Al pretender apropiarse, o interpretar, las decisiones y sentimientos de las mujeres ante circunstancias como la de anomalías graves en los fetos, así como al privarlas, en favor de otros (médicos), de derechos que tras un largo, y sin duda doloroso, camino, habían adquirido, el ministro de Justicia es coherente con la doctrina que defiende la jerarquía de la Iglesia católica hispana. En el fondo, su paternal y sectario discurso se ajusta, o da alas, a manifestaciones como la contenida en una esquela (sin firma) que Abc publicó el 28 de diciembre: “Niños y niñas víctimas del aborto. Víctimas inocentes fallecieron en España durante el año 2013. D. E. P. Se ruegan oraciones, misas, sacrificios y obras de caridad por el eterno descanso de sus almas y por la conversión y salvación eterna de todos aquellos que directa o indirectamente, activa o pasivamente han sido la causa de estas muertes”.

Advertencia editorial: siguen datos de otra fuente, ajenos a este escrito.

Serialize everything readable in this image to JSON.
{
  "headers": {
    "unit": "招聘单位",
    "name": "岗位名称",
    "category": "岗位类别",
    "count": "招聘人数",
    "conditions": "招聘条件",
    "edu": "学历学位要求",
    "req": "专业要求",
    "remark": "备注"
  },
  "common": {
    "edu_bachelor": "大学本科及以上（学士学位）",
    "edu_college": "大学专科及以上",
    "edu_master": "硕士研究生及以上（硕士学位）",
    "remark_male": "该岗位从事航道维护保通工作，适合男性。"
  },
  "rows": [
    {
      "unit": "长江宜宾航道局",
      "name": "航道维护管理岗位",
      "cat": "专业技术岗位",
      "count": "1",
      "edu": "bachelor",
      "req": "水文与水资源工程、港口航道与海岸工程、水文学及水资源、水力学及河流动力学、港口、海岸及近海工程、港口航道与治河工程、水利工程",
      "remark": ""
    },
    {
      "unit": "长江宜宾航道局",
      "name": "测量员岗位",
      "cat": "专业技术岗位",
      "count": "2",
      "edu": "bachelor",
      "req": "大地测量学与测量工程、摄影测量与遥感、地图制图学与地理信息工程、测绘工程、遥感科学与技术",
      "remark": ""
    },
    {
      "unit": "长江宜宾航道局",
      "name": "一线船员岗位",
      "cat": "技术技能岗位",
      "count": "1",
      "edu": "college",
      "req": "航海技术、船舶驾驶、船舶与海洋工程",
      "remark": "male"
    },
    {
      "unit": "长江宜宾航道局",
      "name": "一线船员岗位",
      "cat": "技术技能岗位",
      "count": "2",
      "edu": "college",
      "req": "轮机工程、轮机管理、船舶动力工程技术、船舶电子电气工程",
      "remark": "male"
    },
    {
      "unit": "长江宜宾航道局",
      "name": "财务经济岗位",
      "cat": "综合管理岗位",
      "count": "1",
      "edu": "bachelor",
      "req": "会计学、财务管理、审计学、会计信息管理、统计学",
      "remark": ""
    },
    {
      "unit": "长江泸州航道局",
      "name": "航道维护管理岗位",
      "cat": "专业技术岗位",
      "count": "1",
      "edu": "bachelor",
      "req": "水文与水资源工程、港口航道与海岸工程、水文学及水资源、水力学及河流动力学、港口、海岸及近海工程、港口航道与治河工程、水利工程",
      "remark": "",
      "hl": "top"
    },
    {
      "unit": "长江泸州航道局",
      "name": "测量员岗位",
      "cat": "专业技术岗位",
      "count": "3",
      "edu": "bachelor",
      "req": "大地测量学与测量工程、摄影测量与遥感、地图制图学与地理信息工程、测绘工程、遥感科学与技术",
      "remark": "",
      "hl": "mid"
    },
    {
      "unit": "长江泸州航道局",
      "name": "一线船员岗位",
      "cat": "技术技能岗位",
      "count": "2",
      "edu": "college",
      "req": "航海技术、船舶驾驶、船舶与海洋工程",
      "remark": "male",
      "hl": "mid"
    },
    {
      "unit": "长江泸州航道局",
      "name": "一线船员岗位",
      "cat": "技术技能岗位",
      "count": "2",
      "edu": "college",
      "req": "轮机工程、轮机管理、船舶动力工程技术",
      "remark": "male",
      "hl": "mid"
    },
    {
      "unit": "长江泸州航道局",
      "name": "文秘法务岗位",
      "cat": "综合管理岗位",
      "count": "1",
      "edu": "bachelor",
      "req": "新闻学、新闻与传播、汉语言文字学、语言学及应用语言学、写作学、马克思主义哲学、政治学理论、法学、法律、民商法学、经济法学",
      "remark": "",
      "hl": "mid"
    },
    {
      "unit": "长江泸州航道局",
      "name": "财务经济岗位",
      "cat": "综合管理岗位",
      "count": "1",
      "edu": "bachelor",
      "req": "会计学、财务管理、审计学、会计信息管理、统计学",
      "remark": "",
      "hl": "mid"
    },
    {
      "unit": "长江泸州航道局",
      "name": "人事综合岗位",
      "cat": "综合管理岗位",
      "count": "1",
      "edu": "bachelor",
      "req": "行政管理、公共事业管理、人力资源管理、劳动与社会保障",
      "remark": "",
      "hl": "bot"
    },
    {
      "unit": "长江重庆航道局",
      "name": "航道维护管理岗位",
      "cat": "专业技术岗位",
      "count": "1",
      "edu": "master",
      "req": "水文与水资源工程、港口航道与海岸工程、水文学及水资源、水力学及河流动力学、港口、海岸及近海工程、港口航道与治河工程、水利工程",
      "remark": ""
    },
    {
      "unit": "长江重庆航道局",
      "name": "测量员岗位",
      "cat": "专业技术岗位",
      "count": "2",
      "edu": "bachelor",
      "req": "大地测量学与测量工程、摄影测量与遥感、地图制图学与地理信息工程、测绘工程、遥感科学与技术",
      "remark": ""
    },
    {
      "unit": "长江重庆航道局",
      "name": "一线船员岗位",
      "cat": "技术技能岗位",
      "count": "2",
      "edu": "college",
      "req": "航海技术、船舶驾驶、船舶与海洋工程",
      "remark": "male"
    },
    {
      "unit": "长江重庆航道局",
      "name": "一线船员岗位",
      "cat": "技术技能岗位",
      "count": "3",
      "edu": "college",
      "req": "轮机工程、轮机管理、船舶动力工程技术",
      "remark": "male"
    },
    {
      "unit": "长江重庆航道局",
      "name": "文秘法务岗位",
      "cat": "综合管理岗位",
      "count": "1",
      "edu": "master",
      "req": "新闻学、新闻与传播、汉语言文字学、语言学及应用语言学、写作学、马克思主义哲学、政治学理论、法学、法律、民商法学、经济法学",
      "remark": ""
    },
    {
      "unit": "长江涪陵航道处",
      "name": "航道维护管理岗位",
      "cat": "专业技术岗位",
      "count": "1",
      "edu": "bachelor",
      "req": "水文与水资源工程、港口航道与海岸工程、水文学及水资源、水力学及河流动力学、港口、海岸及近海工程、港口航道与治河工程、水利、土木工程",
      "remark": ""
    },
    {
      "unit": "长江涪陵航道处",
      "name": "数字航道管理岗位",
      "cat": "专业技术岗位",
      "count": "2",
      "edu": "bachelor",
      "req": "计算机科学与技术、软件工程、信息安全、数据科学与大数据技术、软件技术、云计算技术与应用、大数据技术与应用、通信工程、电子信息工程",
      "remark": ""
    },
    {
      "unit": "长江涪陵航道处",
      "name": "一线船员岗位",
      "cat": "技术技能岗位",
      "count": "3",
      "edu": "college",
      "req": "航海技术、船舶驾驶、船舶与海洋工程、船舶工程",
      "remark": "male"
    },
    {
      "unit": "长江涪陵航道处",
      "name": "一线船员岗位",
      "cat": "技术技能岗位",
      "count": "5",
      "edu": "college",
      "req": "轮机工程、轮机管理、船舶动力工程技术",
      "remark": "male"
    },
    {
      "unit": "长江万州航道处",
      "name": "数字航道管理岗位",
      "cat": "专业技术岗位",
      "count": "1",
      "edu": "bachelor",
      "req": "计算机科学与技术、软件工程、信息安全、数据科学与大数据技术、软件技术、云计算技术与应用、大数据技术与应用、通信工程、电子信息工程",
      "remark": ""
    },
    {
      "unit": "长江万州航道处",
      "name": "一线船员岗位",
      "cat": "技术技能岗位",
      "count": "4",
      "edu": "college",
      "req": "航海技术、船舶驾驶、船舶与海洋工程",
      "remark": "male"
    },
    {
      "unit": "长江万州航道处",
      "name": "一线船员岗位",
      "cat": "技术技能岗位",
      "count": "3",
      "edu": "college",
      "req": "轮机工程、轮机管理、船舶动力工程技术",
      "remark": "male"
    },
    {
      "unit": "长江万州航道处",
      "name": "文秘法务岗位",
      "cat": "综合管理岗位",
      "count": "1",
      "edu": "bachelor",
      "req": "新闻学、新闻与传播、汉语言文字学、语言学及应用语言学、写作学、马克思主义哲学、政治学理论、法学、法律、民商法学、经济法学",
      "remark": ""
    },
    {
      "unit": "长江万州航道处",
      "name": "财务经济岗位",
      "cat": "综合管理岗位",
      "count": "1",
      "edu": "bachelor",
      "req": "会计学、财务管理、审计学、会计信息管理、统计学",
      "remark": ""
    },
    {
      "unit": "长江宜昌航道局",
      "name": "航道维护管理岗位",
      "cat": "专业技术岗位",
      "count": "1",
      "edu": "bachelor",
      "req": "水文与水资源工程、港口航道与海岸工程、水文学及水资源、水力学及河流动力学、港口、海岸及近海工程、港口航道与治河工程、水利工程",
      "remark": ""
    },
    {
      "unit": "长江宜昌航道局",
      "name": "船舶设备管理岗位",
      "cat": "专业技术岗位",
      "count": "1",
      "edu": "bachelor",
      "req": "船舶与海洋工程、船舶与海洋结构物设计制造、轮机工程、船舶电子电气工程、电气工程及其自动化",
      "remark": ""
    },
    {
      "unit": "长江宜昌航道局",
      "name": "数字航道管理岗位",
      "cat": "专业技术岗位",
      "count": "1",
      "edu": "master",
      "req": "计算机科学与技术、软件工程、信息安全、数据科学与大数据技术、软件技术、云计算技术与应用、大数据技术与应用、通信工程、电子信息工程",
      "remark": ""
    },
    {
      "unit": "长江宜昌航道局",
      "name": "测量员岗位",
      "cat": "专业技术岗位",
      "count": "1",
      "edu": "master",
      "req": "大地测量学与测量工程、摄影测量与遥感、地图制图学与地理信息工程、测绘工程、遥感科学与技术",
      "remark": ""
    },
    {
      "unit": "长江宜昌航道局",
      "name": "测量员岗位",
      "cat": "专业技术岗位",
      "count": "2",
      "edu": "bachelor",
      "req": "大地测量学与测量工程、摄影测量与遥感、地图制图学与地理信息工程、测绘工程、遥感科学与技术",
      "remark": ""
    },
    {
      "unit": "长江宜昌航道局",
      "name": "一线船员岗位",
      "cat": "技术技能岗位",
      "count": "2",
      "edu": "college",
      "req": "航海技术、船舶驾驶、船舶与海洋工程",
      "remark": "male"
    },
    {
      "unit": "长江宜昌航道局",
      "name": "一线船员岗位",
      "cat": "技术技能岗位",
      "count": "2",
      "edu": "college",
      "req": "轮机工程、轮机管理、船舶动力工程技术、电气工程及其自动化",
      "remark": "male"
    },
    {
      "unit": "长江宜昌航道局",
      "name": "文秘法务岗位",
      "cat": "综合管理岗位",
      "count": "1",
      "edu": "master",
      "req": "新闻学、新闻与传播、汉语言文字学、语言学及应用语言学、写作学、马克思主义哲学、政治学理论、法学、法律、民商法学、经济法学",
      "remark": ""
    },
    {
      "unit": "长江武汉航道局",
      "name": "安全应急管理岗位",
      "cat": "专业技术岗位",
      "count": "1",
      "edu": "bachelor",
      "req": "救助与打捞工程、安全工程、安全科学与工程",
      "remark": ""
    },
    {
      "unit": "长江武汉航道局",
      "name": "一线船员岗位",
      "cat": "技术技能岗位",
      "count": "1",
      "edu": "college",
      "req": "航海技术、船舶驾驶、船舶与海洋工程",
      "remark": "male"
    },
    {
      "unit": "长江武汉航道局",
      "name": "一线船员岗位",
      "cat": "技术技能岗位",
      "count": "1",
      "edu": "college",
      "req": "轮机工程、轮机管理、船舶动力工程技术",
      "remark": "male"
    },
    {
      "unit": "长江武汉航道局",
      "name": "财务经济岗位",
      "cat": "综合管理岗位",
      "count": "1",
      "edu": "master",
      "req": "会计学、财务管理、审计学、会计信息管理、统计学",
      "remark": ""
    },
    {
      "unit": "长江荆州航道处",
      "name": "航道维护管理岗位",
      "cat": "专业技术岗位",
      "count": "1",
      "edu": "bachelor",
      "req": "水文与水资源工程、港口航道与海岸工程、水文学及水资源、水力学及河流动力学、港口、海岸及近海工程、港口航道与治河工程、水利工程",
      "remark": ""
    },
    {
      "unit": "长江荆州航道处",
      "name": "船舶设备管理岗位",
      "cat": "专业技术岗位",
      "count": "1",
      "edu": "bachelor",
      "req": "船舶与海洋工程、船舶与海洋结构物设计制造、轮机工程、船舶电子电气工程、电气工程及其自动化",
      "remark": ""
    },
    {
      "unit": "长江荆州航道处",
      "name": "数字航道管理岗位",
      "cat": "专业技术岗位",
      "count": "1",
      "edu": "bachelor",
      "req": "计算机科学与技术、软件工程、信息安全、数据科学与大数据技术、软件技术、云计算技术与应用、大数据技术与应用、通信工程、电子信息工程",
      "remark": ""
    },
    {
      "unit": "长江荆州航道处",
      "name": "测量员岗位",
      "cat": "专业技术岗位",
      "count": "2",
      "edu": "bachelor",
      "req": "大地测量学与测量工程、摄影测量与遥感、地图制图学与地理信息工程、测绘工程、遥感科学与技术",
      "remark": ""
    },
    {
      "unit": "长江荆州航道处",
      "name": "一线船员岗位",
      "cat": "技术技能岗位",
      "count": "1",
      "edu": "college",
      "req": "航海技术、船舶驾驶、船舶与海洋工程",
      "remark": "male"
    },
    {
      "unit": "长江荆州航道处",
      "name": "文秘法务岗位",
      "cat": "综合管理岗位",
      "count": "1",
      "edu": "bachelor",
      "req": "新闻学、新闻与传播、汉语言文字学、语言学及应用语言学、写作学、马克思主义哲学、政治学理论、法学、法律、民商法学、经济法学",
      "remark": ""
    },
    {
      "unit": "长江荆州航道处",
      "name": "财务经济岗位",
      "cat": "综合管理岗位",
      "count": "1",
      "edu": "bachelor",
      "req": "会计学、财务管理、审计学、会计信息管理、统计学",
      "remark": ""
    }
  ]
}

No menos ofensivo me resulta lo que, según leo, manifestó el 29 de diciembre el cardenal arzobispo de Madrid, Antonio María Rouco Varela, cuando, en otro acto confesional en el que se utilizó un lugar público madrileño, defendió la familia cristiana frente a una “cultura de la tristeza” y de la “transitoriedad” en la que “ni siquiera el don de la vida se entiende como definitivo e inviolable” y frente a una “agobiante atmósfera intelectual y mediática”. Respeto el fondo compasivo de la Iglesia católica, no su historia ni las ideas de supervivencia feliz o eternamente castigada en que se basa, pero mi respeto se acrecentaría si dejase de intentar condicionar la política española y de decirnos a los demás cómo debemos engendrar, vivir y morir, además de cómo pensar. Nótese la referencia del señor cardenal a la “agobiante atmósfera intelectual y mediática”, que da a entender que considera lo intelectual y lo mediático como algo peligroso... siempre, claro está, que no se opine lo mismo que él. Con ese comentario, de un miembro prominente de una iglesia que siempre ha demostrado que sabe muy bien cómo utilizar en su favor los mecanismos mediáticos, el señor Rouco parece regresar a los oscuros y, creíamos, lejanos tiempos en que su religión condenó, de hecho o de opinión, a intelectuales-científicos como Galileo o Darwin.

Se ha dicho miles de veces que las leyes sobre el aborto —o, en su caso, terapias génicas, también combatidas; por supuesto, necesitadas de regulaciones legales, pero no por ello menos capaces, en un futuro próximo, de reducir el dolor— no obligan a ninguna mujer a abortar. Es más, aquellas que decidan continuar con gestaciones de riesgo, sean estos los que sean, deben recibir el completo apoyo de todos, creamos o no en sus convicciones. Es penoso concluir que España no terminará de ser una nación moderna, justa y equilibrada, mientras los credos religiosos —que deberíamos poder respetar— no se sitúen en los dominios que les son propios, lo que significa, entre otras cosas, que no dispongan de privilegios en los sistemas públicos de educación ni en concordatos. Desgraciadamente, esta es todavía una de nuestras asignaturas pendientes.

José Manuel Sánchez Ron es miembro de la Real Academia Española y catedrático de Historia de la Ciencia en la Universidad Autónoma de Madrid.